Исследования последних лет говорят о росте товарности и интенсификации европейского морского рыболовного промысла, прежде всего на Балтике и Северном море. В районе Ярмута, самого значительного места английского лова сельди, в путину выходило до 600 ботов (1600 г.). Большая часть улова коптилась и поступала на рынок. В 1625 г. сельдь составляла около 20 % шотландского экспорта, еще более возросшего в годы Тридцатилетней войны. Экспорт сельди из западных районов Балтики достигал французских и атлантических гаваней. Главенствующее положение в ловле и экспорте сельди занимали голландцы, создавшие специальный тип промыслового рыболовецкого судна — бюзе: выловленная рыба здесь же подвергалась обработке, разделывалась и засаливалась в бочках. Специальная коллегия из представителей важнейших портов проверяла на берегу качество рыбы, затем она поступала на рынок. В 1562 г. нидерландский рыболовный флот состоял из 700 ботов, из них 400 — голландских. В XVI в. приобрел товарный характер и лов трески. В промысле ее соперничали в первой половине XVI в. португальцы и испанцы, с середины столетия стала возрастать конкуренция французских рыбаков. До 70-х годов XVI в. они преобладали в ловле трески в акваториях Нового Света; с последней трети столетия началось возвышение англичан. Во главе промысловой деятельности стоял Ярмут. В 30-е годы XVII в. оттуда выходило на лов трески до 200 судов ежегодно (почти половина английского рыболовного флота). Улов сбывали на рынках западного побережья Франции. Промыслом трески занимались и в Северном море (наряду с англичанами французы, голландцы). В торговле вяленой треской велика была доля ганзейских городов, а также Исландии и Бергена, значение которого неуклонно возрастало вплоть до 30-х годов XVII в. К 1615 г. общеевропейский улов трески составил около 1400 тыс. т. Товарный характер приобрел также лов сардины, макрели и тунца. На рубеже XVI–XVII вв. возросло значение китобойного промысла; в него активно включились английские и голландские моряки, о 20-х годов — также датчане и фрисландцы.
Современная наука располагает сегодня не только более совершенными методами определения численности населения европейских стран в различные периоды средневековья, но и представлением о динамике его движения. Тем самым само понятие человека как субъекта истории, как носителя исторической тенденции обретает реальные, живые черты исторической индивидуальности, исторической общности, «коллективности».

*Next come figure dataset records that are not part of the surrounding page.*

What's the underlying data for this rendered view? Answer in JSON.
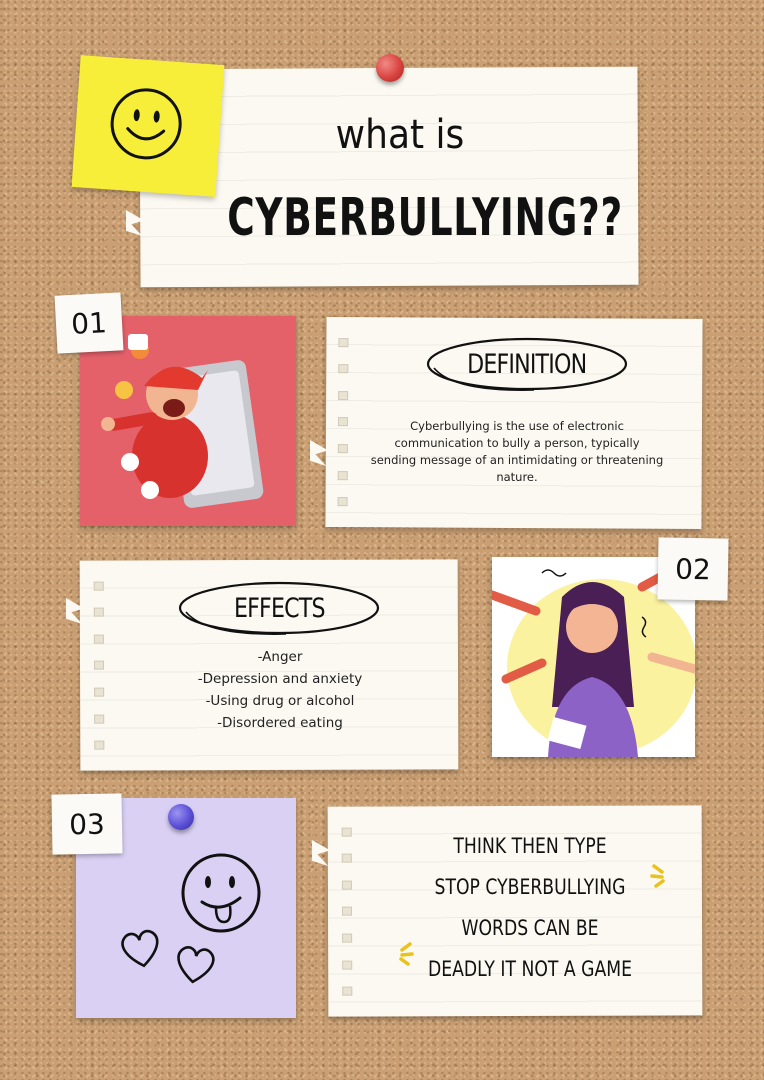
{
  "header": {
    "line1": "what is",
    "line2": "CYBERBULLYING??"
  },
  "section1": {
    "number": "01",
    "title": "DEFINITION",
    "text": "Cyberbullying is the use of electronic communication to bully a person, typically sending message of an intimidating or threatening nature."
  },
  "section2": {
    "number": "02",
    "title": "EFFECTS",
    "items": [
      "-Anger",
      "-Depression and anxiety",
      "-Using drug or alcohol",
      "-Disordered eating"
    ]
  },
  "section3": {
    "number": "03",
    "lines": [
      "THINK THEN TYPE",
      "STOP CYBERBULLYING",
      "WORDS CAN BE",
      "DEADLY IT NOT A GAME"
    ]
  },
  "colors": {
    "cork": "#c99f73",
    "sticky_yellow": "#f7ee3a",
    "sticky_purple": "#d9d0f4",
    "pin_red": "#d9433f",
    "pin_blue": "#5b4fd6"
  }
}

С XVI в. начинается новый, устойчивый и мощный прирост населения, преодолевается тенденция к сокращению рождаемости; был превзойден уровень численности населения середины XIV в. (до спада после «черной смерти»): к 1500 г. оно исчислялось уже в 80—100 млн человек, через сто лет — в 100–180 млн. Тенденция к демографическому росту и повышению рождаемости существовала вплоть до начала Тридцатилетней войны.

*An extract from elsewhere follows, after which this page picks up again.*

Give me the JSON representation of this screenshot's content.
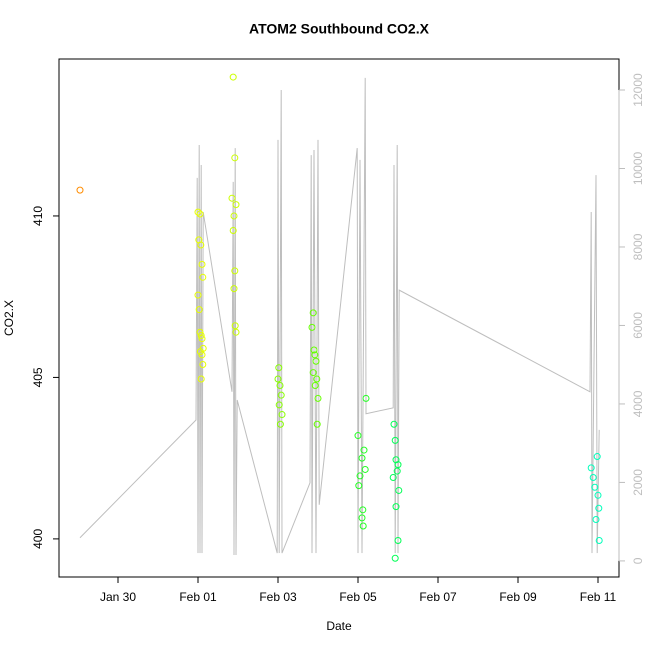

Распределение населения на Европейском континенте не было равномерным. Плотность населения в XVI в. составляла от 80 до 200 и выше человек на 1 км2
в Ломбардии, 50–80 — в Тоскане, от 30 до 40 человек и выше в Рейнской области, Вюртемберге, Вестфалии. Но в больших городах средняя плотность населения возросла до 300–500 человек на 1 га, иногда и до 800—1000 человек.Традиционная миграция населения между городом и сельской округой в XVI в. получила новые импульсы в результате изменения направлений европейской хозяйственной и политической жизни. Население городов возросло в этот период в среднем более чем в два раза (Палермо, Неаполь, Рим, Флоренция, Болонья, Севилья, Лиссабон, Париж, Марсель, Лион, Лондон, Брюссель, Антверпен, Брюгге, Гамбург, Копенгаген, Стокгольм). Развивается и специфический тип городских агломераций — так называемые малые города.

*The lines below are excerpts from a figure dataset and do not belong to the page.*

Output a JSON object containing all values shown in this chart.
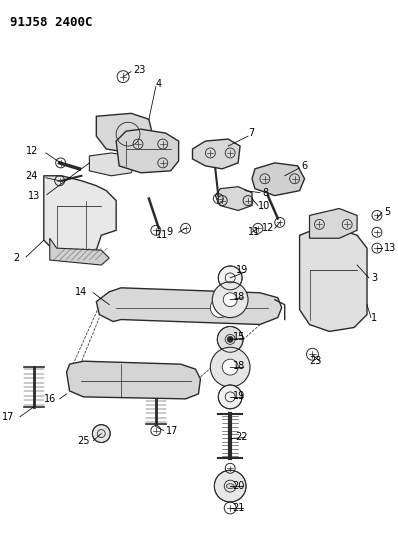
{
  "title": "91J58 2400C",
  "bg_color": "#ffffff",
  "title_fontsize": 9,
  "figsize": [
    3.98,
    5.33
  ],
  "dpi": 100,
  "line_color": "#2a2a2a",
  "label_fontsize": 7.0
}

По мере ослабления в XVI–XVII вв. пандемий сокращались и наконец прекратились полностью миграции из областей густонаселенных в области, пережившие высокую смертность. Они уступили место массовым переселениям по политическим и религиозным мотивам.
Широкие миграционные процессы породили Реформация и Контрреформация: переселение анабаптистских общин в 20-х годах XVI в. из Верхней Германии в Моравию, нидерландских меннонитов в прибрежные районы Северо-Западной Германии, в 40-х годах — нидерландских кальвинистов: сначала в Восточную Фрисландию, в ближние рейнские города (Аахен, Кельн, Везель), затем во Франкфурт-на-Майне, на Нижний Рейн, в Саксоно-Тюрингенский район. Эмиграция из Нидерландов имела важные хозяйственные и культурные последствия для европейских стран. На волне эмиграций появлялись, «основывались» по инициативе правителей земель, принимавших беженцев, новые города-убежища (Гетеборг и Альтона в предместье Гамбурга и др.). Немецкие земли со второй половины XVI в. породили значительную волну эмиграции в портовые города Швеции, Норвегии, Дании.